Each sample was photographed and monitored for signs of stress at the four time points during the experiment. The four main factors contributing to the health rating were tentacle extension, filament extension, mucus discharge, and tissue health (Fig. 5). Tentacle extension is a proxy for how active the polyps are, with a higher proportion of extended and active tentacles corresponding to healthier polyps. Corals have filaments that line the mesenteries inside each polyp, where digestion and gametogenesis take place76. When a polyp is under stress it extrudes these mesentery filaments outside the mouth of the polyp, therefore a greater number of filaments visible and protruding corresponds to a lower health rating. Another common stress response for a coral is to increase the amount of mucus discharge to the point where it can produce long mucus trails77,78, which corresponds to the lowest health rating in this study. The final factor, tissue health, refers to the discoloration and detachment from the skeleton, indicating a lower health rating.
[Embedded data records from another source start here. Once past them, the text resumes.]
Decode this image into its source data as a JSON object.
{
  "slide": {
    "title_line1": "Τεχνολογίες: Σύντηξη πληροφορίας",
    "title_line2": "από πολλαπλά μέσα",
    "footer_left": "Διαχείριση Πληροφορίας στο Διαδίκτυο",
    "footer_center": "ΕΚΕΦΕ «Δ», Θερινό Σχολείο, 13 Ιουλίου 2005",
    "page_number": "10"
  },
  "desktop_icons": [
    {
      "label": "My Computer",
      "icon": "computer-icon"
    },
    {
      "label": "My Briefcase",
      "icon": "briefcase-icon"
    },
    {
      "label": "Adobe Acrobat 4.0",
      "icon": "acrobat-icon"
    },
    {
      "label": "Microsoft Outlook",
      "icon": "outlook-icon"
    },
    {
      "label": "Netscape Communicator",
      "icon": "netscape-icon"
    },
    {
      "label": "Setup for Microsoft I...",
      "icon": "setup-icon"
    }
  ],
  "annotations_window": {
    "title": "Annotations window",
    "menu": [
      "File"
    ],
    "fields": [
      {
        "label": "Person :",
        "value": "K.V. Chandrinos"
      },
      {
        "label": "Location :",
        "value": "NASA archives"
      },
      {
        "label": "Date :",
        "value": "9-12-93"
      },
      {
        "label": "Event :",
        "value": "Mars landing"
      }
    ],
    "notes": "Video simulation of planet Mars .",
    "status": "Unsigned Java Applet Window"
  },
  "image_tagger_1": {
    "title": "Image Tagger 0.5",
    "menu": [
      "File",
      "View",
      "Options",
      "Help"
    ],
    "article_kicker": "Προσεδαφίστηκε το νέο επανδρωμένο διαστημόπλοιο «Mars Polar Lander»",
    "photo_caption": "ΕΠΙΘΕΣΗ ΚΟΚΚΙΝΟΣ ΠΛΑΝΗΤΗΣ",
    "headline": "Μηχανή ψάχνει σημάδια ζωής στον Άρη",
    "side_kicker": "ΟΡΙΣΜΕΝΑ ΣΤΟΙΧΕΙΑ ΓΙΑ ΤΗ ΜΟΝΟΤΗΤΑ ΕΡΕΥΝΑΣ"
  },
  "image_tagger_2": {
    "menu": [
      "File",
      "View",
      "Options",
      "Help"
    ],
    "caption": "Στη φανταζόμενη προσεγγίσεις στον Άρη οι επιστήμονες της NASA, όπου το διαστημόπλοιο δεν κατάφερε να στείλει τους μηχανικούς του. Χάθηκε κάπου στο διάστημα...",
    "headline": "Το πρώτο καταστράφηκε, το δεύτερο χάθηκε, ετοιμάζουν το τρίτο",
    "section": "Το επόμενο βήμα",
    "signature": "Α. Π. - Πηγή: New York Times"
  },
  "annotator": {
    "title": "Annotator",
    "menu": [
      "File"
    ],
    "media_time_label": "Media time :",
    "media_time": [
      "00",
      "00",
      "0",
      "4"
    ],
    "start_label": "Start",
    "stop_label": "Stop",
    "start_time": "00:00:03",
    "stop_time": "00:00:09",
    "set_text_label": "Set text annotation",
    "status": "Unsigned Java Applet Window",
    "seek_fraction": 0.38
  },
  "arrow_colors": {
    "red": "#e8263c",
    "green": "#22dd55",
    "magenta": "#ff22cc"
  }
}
Each factor was scored (0–5) by three independent observers and then the average of all the factors determined the final health rating for each nubbin at each time point.

Data analysis

Experiment 1 health ratings were averaged for replicate coral nubbins in each treatment and plotted over time to investigate changes in average coral condition. For experiment 2, health ratings were averaged for replicate coral fragments in each experimental condition pair (pH: 7.9 and temp: 8 °C, pH: 7.6 and temp: 8 °C, pH: 7.9 and temp: 12 °C, pH: 7.6 and temp: 12 °C) and treatment (oil, dispersant, oil + dispersant, and control) and plotted over time in R with the ggplot2 package to investigate changes in coral health state. A two-way factorial ANOVA was performed for experiment 1 with health as the continuous variable and treatment and time point as ordinal variables using each individual nubbin as a replicate within each time point. For experiment 2, a three-way factorial ANOVA was performed with health as the continuous variable, and pH, temperature, and treatment as ordinal variables, using each individual nubbin as a replicate within each time point. Tukey’s HSD test was used to test for pairwise differences. All statistical analyses were performed in JMP79,80,81.